Basile Carle : D’abord, il existe un gros point d’interrogation sur le modèle de licences Windows Phone d’un côté et de la persistance de l’exploitation de la marque Nokia de l’autre.

Après l’intégration de Nokia, Microsoft va-t-il toujours proposer les licences à d’autres fabricants ? 75% des ventes de terminaux sous Windows Phone sont réalisées par Nokia.

La vision était différente avec l’acquisition de Motorola par Google qui assoit son modèle sur la publicité.

A propos de la marque Nokia, on peut se poser la question de savoir si Microsoft en a vraiment besoin. Pas aux Etats-Unis en tout cas. Le partenariat n’a pas porté ses fruits dans ce sens.

Historiquement, Nokia n’a pas vraiment eu de part de marché aux Etats-Unis. La marque n’est pas essentielle. Du coup, sa disparition ne me paraît pas impossible.

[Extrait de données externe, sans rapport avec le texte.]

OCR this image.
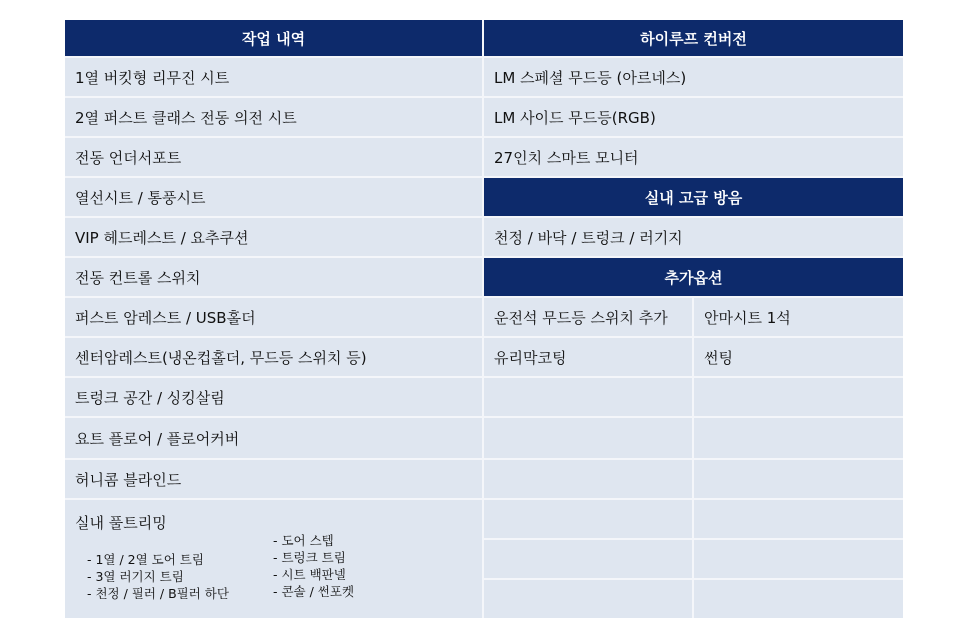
작업 내역
1열 버킷형 리무진 시트
2열 퍼스트 클래스 전동 의전 시트
전동 언더서포트
열선시트 / 통풍시트
VIP 헤드레스트 / 요추쿠션
전동 컨트롤 스위치
퍼스트 암레스트 / USB홀더
센터암레스트(냉온컵홀더, 무드등 스위치 등)
트렁크 공간 / 싱킹살림
요트 플로어 / 플로어커버
허니콤 블라인드
실내 풀트리밍
- 1열 / 2열 도어 트림
- 3열 러기지 트림
- 천정 / 필러 / B필러 하단
- 도어 스텝
- 트렁크 트림
- 시트 백판넬
- 콘솔 / 썬포켓
하이루프 컨버전
LM 스페셜 무드등 (아르네스)
LM 사이드 무드등(RGB)
27인치 스마트 모니터
실내 고급 방음
천정 / 바닥 / 트렁크 / 러기지
추가옵션
운전석 무드등 스위치 추가	안마시트 1석
유리막코팅	썬팅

ITespresso.fr : Quel impact de l’annonce Nokia – Microsoft sur un autre challenger comme BlackBerry ?

Basile Carle : Sa position s’affaiblit encore plus. Sachant que cela sentait déjà le roussi pour BlackBerry. On sait que la société étudie diverses options dont une vente. BlackBerry a peut-être encore une carte à jouer sur des niches de marché professionnelles. Mais la situation financière est tendue et la concurrence s’élargit aussi dans le BtoB.

ITespresso.fr : Du coup, quels points communs peut-on définir entre la reprise de Motorola par Google et celle de Nokia par Microsoft ?

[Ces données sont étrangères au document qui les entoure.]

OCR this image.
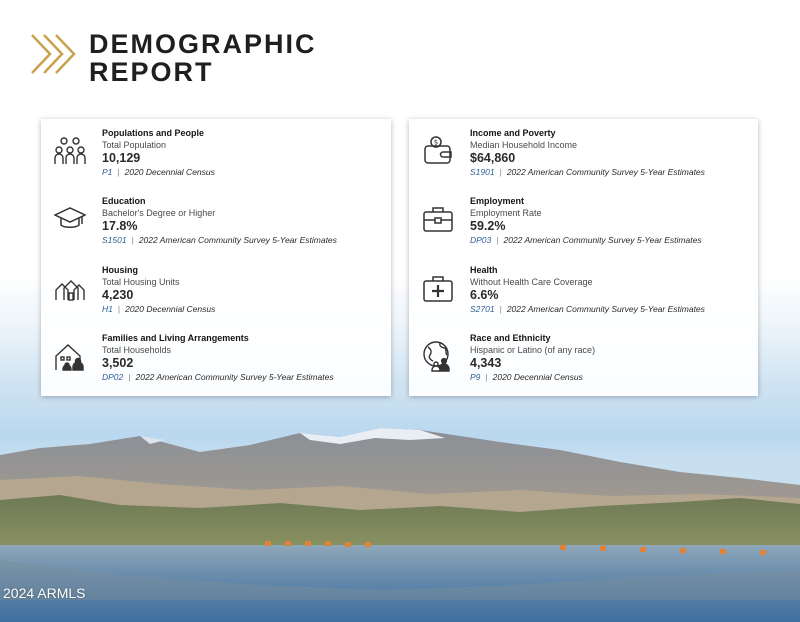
DEMOGRAPHIC
REPORT
Populations and People
Total Population
10,129
P1 | 2020 Decennial Census
Education
Bachelor's Degree or Higher
17.8%
S1501 | 2022 American Community Survey 5-Year Estimates
Housing
Total Housing Units
4,230
H1 | 2020 Decennial Census
Families and Living Arrangements
Total Households
3,502
DP02 | 2022 American Community Survey 5-Year Estimates
$
Income and Poverty
Median Household Income
$64,860
S1901 | 2022 American Community Survey 5-Year Estimates
Employment
Employment Rate
59.2%
DP03 | 2022 American Community Survey 5-Year Estimates
Health
Without Health Care Coverage
6.6%
S2701 | 2022 American Community Survey 5-Year Estimates
Race and Ethnicity
Hispanic or Latino (of any race)
4,343
P9 | 2020 Decennial Census
2024 ARMLS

Basile Carle : Un meilleur contrôle sur la chaîne globale de valeur. Mais il faut nuancer les situations. Du côté d’Android, Samsung apparaît comme une menace de plus en plus sérieuse pour Google. Le groupe coréen est prédominant sur cet écosystème dynamique. Cela pourrait représenter un danger pour le business de la publicité mobile stratégique pour Google.

ITespresso.fr : Pour l’Europe, Nokia était un symbole de la téléphonie mobile. Il reste quoi dans la sphère de la mobilité ?

Basile Carle : Il reste des acteurs européens dans les infrastructures réseaux télécoms comme Alcatel-Lucent (si l’on considère que ce groupe est vraiment européen) et le business des applications mobiles.